El episodio en el Congreso cierra el ciclo. Lo que debía ser una sesión institucional –la rendición de cuentas del jefe de Gabinete ante el Congreso–, se convirtió en un espectáculo circense –de todas las fuerzas políticas en el recinto– en el que el gobierno hipotecó su credibilidad política buscando blindar Manuel Adorni. Tras el evento y ante preguntas de periodistas la respuesta no fue política, fue personal: "corruptos son ustedes", "¡chorros!", gritó el presidente de la Nación.

Y justamente esa es la lógica que importa. Porque ese vínculo con la prensa no es nuevo. Tiene antecedentes claros. No en lugares donde incluso líderes confrontativos y polémicos mantienen reglas básicas de interacción y convivencia. Se parece más a otra cosa; comienza a parecerse a El Salvador donde el gobierno fue cerrando progresivamente los espacios al periodismo hasta convertirlo en un actor marginal y forzado al exilio. Y podría llegar a parecerse a Nicaragua, donde el periodismo dejó de existir como práctica independiente.

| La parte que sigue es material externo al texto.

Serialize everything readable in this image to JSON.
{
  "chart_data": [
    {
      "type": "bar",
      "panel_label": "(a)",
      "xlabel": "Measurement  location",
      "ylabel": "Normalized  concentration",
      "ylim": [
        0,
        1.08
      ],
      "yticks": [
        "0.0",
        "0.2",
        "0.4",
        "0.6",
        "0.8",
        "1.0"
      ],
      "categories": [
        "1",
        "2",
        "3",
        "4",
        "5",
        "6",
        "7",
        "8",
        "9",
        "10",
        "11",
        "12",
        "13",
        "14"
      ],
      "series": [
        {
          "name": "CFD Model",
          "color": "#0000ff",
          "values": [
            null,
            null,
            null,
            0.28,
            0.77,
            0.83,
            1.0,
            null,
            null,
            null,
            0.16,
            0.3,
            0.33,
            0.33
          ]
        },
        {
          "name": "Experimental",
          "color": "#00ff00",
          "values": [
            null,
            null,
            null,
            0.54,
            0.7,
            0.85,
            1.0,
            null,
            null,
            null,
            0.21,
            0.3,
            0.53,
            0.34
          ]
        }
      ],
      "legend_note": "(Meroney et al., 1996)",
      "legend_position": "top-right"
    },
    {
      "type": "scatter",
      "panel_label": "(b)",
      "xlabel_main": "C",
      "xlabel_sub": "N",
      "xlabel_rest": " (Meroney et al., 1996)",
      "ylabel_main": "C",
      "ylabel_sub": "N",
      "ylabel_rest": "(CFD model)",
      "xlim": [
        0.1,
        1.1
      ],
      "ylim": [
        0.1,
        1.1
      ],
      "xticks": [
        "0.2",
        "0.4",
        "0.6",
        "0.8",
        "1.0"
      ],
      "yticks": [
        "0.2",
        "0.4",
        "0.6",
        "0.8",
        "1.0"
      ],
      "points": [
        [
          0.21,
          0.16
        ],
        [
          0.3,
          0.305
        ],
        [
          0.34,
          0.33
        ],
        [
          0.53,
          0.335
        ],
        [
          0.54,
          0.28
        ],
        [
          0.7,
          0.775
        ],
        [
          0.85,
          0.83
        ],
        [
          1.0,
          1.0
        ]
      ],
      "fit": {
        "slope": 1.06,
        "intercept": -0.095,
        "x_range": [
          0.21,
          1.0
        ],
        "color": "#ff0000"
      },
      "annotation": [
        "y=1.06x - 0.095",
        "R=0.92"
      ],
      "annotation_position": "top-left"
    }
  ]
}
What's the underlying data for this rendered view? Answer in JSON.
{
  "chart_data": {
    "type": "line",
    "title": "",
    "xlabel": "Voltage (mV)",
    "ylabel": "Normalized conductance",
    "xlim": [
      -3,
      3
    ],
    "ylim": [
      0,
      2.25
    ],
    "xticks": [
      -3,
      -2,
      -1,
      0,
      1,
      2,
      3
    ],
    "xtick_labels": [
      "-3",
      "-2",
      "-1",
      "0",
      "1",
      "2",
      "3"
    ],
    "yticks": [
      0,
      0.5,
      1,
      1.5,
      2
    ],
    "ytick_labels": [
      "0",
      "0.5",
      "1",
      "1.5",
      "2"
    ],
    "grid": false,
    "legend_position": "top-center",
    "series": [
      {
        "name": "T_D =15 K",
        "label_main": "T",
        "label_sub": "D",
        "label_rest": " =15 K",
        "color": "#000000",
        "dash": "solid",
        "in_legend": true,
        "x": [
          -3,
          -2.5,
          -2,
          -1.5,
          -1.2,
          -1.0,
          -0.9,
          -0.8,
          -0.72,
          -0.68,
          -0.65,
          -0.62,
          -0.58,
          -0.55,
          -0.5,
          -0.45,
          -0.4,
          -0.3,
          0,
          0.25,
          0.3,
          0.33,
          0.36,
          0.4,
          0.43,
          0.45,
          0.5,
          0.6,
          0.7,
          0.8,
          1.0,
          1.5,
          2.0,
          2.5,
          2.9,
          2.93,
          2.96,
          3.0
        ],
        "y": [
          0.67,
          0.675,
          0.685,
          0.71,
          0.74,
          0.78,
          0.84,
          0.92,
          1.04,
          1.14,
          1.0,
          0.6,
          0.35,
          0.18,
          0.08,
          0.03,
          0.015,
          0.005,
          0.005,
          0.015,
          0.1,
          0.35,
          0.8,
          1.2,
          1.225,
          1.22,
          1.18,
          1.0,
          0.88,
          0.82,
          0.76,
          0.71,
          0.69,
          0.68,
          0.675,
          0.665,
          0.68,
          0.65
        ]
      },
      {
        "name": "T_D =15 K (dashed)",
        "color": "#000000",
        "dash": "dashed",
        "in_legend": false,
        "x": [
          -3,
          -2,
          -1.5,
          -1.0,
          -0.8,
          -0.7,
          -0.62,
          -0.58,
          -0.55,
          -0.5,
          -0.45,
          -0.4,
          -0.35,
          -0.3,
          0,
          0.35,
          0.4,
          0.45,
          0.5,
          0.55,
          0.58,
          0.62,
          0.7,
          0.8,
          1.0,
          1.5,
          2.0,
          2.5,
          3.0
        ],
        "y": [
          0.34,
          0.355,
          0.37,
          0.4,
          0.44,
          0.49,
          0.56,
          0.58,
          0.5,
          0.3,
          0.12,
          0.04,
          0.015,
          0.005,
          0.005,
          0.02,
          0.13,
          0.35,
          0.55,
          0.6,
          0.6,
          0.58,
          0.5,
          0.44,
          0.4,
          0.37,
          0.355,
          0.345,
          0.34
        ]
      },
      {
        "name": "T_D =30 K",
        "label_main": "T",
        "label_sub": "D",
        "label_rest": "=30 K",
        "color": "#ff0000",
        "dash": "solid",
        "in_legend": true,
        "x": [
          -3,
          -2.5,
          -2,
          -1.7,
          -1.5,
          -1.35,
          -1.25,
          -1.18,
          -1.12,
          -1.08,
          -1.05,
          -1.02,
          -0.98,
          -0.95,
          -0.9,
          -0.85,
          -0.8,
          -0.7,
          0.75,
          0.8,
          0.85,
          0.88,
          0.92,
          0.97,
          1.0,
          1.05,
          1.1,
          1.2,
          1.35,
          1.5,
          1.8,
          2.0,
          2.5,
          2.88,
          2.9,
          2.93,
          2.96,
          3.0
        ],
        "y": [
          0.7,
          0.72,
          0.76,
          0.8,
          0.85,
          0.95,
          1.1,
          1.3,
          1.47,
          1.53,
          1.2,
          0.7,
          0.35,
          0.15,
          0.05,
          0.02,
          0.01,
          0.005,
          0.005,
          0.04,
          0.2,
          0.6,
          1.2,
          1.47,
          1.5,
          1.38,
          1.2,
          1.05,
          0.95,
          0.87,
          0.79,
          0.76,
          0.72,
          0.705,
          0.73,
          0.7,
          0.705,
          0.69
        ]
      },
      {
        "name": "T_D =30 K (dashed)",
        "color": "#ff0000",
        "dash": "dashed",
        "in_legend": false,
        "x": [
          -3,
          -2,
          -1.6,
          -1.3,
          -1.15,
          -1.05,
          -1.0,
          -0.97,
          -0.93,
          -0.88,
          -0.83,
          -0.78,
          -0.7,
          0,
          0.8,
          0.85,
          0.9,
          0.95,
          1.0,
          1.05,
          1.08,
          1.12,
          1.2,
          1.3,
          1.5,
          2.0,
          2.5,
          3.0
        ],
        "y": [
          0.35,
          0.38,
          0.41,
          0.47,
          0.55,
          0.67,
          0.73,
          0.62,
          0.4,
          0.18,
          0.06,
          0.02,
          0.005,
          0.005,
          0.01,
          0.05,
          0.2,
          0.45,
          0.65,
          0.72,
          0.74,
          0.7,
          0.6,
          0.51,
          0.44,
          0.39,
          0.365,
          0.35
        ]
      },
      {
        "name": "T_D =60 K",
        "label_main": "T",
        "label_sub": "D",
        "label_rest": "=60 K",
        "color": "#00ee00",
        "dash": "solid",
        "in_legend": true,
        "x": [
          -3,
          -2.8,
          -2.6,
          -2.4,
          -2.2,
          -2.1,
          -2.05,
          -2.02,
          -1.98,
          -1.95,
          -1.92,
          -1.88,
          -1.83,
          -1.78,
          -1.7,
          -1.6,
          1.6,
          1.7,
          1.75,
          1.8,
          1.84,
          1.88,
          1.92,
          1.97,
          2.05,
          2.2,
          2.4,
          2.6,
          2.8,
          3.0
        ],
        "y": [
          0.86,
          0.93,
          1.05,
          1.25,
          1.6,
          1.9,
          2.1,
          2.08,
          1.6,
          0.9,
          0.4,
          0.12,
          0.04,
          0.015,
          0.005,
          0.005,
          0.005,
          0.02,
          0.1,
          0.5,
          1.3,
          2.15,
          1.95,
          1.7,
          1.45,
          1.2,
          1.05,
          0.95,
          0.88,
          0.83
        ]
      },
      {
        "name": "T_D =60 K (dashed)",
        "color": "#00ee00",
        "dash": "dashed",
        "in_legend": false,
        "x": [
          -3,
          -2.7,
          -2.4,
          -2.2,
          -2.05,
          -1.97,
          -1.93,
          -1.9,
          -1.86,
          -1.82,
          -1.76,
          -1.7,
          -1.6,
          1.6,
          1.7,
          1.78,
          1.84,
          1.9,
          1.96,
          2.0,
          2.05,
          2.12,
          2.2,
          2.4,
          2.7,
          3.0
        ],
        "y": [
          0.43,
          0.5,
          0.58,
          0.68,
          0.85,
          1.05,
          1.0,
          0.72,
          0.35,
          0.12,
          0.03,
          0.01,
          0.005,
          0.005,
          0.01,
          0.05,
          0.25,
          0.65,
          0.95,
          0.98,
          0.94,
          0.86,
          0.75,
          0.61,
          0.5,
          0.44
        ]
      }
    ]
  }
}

Ya no es una cuestión ideológica. Es método. Porque estos procesos –cuando arrancan– nunca comienzan con la censura explícita sino con una deslegitimación progresiva. Con una lenta construcción del enemigo. Con la instalación de la idea de que el periodismo no informa, sino que conspira. Que "opera" y complota para derrocarlo. Y, a partir de allí, todo es posible. Lo que hoy es un insulto será, mañana, una restricción que, naturalizada, podría convertirse en una exclusión definitiva.

Ese es el problema. No el conflicto. No la tensión. No la crítica –incluso la más dura– hacia la prensa. Eso forma parte del juego democrático. El problema es cuando el juego deja de ser tal y se convierte en un método violento. Porque cuando el poder decide que no necesita ser interpelado, lo que desaparece no es la prensa. Es el límite. Y sin límite, el poder cambia su naturaleza.

Durante años discutimos si el riesgo era o no terminar en Cuba. Si el camino nos llevaba –o no– por Venezuela. Hoy la discusión no es menos grave, ni menos seria. Es casi la misma. No vamos a Cuba, pero podríamos estar comenzando a rumbear hacia Nicaragua.

Y el problema no es el punto de partida o el de llegada. El problema es el camino que estamos comenzando a recorrer, mientras los aplaudidores y obsecuentes de siempre vitorean y trinan festejando sólo haber quedado "del lado correcto del poder"… y de las ganancias.